Do you want a simple (and not totally scientific) definition of the Chaos Theory? Well, I can reduce it down to one word. SPRING. Spring hit my garden, and it exploded with growth, seedlings, climbing vines, wildflowers, weeds, ...you name it; I've got it, and it is out of control here.
Section of our front yard. Zillions of peaches and nectarines.
I run around at about 80 miles per hour. Don't do that because you'll soon find out (as I did) that you'll trip and do all sorts of horrible things to your body. The roses will bite you, the stone steps will remove your toenails, the hollyhocks will make a rash pop out on your sunburned arms, the stairs will trip you, and the constant lifting and bending will make you take to your bed with an ice pack and Ibuprofen. What a hobby.
Let's talk about weeds– you'll work on a patch, think it is totally clear, then turn around and find more sow thistle and dandelions that you somehow just didn't see the first time. And watch out; those over exuberant self sowing flowers that you thought you couldn't get enough of? YOU CAN get enough of them when they take over your carefully planned, mixed borders and turn them into a sea of love-in-a-mist (or? pick your plant) that tower over and shade everything.
|They ARE glorious though.|
Griping, no not really. Just stating facts, but I must also admit to loving every second of work. (I'll have to check and see if Jeff feels the same way. He helps me with all the heavy stuff.)
|The delicious kitchen garden with a peek of my studio doors in back.|
The borders around the kitchen garden entice children and birds. I am accustomed to Robins taking these berries, but lately the Scrub Jays have really been chowing down on them. These are delightful little fraises des bois.

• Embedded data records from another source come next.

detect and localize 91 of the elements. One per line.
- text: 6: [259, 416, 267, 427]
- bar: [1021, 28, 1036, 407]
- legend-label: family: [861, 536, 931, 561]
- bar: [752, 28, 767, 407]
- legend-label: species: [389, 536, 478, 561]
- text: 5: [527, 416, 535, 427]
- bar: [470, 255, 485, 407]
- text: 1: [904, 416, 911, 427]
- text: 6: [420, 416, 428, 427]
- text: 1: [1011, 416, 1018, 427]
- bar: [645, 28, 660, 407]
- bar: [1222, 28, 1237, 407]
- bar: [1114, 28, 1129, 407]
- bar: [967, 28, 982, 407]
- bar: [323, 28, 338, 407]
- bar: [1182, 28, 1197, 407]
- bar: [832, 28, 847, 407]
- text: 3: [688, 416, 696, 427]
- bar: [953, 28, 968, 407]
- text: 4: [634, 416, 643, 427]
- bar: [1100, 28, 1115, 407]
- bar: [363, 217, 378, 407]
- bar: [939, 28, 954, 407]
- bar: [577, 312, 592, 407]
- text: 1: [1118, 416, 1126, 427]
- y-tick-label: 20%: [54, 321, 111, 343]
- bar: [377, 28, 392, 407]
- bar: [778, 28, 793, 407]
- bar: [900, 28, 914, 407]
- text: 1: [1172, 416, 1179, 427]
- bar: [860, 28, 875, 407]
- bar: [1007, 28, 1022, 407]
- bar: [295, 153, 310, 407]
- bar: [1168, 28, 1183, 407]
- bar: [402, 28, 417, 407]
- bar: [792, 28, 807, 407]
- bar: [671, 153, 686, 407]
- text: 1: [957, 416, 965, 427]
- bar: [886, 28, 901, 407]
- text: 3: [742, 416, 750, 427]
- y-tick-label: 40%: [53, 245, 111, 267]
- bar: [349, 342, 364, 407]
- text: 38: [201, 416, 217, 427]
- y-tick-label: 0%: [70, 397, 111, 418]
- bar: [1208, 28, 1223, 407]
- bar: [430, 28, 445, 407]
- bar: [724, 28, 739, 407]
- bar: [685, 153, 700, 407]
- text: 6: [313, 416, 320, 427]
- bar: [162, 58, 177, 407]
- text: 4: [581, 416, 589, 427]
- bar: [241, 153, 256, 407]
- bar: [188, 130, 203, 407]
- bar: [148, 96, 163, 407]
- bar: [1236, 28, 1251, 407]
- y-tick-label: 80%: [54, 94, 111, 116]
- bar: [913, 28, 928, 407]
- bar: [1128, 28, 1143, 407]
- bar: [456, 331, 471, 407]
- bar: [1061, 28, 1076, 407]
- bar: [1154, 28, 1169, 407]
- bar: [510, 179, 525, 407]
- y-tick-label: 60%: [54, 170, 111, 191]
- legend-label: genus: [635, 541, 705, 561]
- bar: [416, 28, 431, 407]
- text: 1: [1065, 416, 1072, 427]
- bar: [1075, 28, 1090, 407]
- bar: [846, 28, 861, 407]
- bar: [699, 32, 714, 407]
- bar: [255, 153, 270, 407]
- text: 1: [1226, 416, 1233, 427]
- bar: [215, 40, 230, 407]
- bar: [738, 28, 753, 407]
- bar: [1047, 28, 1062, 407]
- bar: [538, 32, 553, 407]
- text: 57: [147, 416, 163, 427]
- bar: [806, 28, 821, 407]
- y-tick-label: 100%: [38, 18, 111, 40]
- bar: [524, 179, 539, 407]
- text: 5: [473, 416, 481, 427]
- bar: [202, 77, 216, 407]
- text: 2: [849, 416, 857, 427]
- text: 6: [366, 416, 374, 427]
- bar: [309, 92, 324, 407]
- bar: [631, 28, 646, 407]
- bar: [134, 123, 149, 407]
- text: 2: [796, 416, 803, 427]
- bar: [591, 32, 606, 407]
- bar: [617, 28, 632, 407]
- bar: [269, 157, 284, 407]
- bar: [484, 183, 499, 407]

Delicious and easy-to-grow chives are always a part of my borders.
Edible Sweet William flowers in the kitchen garden (aka potager) .
I plant Cecile Brunner roses wherever I garden. These sweet, thumb-sized flowers fill the air with their scent.
The back yard is crowded with figs, grapes, apples, apricots, kumquats, Mandarin orange, Washington navel orange, loquat, strawberries, nepeta, poppies, blanket flower, salvia, red osier dogwood and more. Heaven for me.
Sorry I've been away so long, but too much has been going on. I finished my article for Country Gardens magazine, and I just finished writing all the captions for the photos. I think the piece will be coming out in the Fall issue. I'll let you know as soon as I know. The piece is fun and shows a bit of the inside of our home. The bad is that I had just been in the hospital with a drug reaction to sulphur and my face literally looks like a pink pumpkin. I could barely open my eyes in the photo, so please excuse the way I look. Yikes.
If you'd like to see me with my normal face, please join me at the Curious Cup Bookstore, a wonderful, independent book store in Carpinteria, California, on Saturday, June 2 at 2:00 p.m. for a demo and booksigning. (Click here for more upcoming appearances.)
One of my favorite writing quotes is:
"Better to write for yourself and have no public,
than to write for the public and have no self."
Cyril Connolly (1903-1974)
Our WINNER of the fantastic antique quilted cow pillow is Julie Marie of Idyllhours.blogspot.com. Congratulations, Julie Marie. (e-mail us your mailing address) Julie Marie is a member of the Grimy Hands Girls (and Men's) Club so she'll receive a bonus gift.
Sending love across the miles,
P.S. Please visit my newest Lowe's Creative Ideas blog posting. Also visit Dee Nash's great posts, well heck, visit them all. They're filled with great ideas and inspiration.
P.P.S. I just attended the Cayucos Street flea market. We arrived late because I have this feeling that if something is meant for me, it will be there. And it was! This mid-1800 paint box if filled with raw minerals, a glass mortar, the slab of Stoke-on-Trent ceramic tile for mixing paints, a bottle of gold dust, and a slate pencil. I feel so lucky to have found it.
Look at the lovely writing and the beautiful blue pigment. Amazing.